Parkir Menurut Status dan Jenis Kendaraan Menurut statusnya parkir dapat dikelompokkan menjadi:
a. Parkir umum, yaitu perpakiran yang menggunakan tanah-tanah, jalan-jalan, lapangan yang dimiliki dan dikelola oleh Pemerintah Daerah. b. Parkir khusus, yaitu perpakiran yang menggunakan tanah-tanah yang dimiliki dan dikelola oleh pihak non-pemerintah. Sedangkan menurut jenis kendaraan yang parkir, terdapat beberapa golongan parkir, yaitu: a. Parkir untuk kendaraan beroda dua tidak bermesin (sepeda) b. Parkir untuk kendaraan beroda dua bermesin (sepeda motor) c. Parkir untuk kendaraan beroda empat atau lebih bermesin (mobil, bemo) Pemisahan tempat parkir menurut jenisnya mempunyai tujuan agar pelayanan lebih mudah dan agar tidak terjadi kesemerautan dan antar kegiatannya tidak saling mengganggu.
53
2.1.8.3 Masalah Parkir Masalah parkir merupakan bagian dari permasalahan transportasi perkotaan secara keseluruhan. Permasalahan parkir yang mendasar adalah ketidakseimbangan antara ketersediaan lahan parkir (supply) dan kebutuhan lahan parkir (demand) sehingga kendaraan yang tidak tertampung pada tempat parkir akan mengganggu kelancaran arus lalu lintas pada ruas jalan. A.

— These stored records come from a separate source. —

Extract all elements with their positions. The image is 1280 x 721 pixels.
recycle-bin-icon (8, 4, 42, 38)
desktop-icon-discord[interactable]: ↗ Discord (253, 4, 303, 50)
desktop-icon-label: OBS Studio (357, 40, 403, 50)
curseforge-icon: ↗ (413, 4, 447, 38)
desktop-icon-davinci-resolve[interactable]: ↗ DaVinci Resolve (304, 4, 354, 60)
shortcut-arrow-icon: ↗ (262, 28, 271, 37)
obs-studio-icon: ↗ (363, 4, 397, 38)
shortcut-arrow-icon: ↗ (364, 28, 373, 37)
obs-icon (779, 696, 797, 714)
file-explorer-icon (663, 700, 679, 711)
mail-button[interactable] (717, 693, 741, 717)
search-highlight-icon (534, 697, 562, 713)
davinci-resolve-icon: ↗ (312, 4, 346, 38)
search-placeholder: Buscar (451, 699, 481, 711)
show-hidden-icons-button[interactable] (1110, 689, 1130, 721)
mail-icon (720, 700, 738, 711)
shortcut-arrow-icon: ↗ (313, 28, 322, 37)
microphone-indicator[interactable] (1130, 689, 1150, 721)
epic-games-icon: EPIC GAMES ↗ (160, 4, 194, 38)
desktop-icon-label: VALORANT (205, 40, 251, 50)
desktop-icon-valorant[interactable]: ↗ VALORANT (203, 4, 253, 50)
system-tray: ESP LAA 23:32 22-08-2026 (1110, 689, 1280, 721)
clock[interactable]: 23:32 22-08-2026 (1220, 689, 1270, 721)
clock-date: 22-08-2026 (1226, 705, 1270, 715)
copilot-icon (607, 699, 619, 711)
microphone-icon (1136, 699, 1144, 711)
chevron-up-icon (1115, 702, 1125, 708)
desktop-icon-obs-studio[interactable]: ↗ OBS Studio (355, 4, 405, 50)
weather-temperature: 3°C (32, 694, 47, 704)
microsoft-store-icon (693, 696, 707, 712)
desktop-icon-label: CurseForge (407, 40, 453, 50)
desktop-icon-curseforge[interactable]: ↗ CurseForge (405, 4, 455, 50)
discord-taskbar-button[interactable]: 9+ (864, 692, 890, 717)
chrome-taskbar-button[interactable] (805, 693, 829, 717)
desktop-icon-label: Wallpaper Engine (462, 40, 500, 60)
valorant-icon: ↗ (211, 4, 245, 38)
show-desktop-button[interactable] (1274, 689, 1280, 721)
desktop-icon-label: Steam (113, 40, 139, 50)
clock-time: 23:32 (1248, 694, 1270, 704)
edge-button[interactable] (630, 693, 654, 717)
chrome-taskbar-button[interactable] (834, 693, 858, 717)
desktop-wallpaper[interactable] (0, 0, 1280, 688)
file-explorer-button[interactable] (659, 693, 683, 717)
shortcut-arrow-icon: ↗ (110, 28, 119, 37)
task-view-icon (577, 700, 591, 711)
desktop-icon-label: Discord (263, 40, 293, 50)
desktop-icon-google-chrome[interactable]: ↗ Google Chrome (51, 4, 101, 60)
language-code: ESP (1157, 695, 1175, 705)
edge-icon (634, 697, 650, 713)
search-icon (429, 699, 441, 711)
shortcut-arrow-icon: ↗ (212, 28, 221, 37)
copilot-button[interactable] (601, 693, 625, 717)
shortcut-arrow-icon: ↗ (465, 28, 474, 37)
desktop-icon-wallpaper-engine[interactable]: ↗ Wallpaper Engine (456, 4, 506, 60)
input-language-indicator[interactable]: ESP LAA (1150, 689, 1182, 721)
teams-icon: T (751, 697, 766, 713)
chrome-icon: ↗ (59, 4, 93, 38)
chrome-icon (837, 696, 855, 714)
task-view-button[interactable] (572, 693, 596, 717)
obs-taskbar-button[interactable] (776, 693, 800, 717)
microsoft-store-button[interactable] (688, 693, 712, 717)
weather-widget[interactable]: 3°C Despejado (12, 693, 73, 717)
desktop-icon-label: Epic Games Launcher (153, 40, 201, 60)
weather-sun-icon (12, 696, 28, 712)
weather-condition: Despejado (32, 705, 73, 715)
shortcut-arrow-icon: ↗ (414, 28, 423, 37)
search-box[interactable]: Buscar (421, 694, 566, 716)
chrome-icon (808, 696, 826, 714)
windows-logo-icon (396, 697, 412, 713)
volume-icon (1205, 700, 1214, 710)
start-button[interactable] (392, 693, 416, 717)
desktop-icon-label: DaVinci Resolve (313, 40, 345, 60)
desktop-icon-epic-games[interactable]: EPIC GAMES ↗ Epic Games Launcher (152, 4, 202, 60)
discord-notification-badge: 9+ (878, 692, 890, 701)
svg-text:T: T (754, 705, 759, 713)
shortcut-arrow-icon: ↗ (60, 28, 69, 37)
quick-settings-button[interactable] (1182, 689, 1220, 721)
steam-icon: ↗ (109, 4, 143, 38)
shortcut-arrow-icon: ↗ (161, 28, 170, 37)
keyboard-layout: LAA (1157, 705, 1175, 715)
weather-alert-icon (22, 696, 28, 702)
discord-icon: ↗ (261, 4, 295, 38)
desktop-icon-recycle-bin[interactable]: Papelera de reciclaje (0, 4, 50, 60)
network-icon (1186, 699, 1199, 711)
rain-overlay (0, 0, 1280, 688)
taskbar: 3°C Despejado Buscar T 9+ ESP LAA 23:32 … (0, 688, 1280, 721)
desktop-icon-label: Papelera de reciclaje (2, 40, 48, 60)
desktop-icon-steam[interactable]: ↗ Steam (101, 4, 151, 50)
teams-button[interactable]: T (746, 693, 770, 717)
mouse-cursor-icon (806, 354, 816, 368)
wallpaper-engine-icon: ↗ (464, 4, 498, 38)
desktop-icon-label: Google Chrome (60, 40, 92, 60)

Ketersediaan Lahan Pakir Ketersediaan lahan untuk parkir sangat bergantung pada luas lokasi yang
ada dan ada atau tidaknya lahan kosong untuk membangun tempat parkir tersebut saat perencanaan pembangunan. Ketersediaan lahan parkir harus disesuaikan dengan aktivitas pada tata guna lahan tersebut. Semakin banyak dan semakin kompleks aktivitas pada tata guna lahan tersbut maka seharusnya semakin besar juga ketersediaan lahan parkir yang ada. Apabila ketersediaan lahan parkir tidak dapat disesuaikan dengan aktivitas pada tata guna lahan tersebut maka yang terjadi adalah kurangnya lahan parkir atau bisa juga terjadi lahan parkir terlalu luas sehingga jarang terisi penuh. B.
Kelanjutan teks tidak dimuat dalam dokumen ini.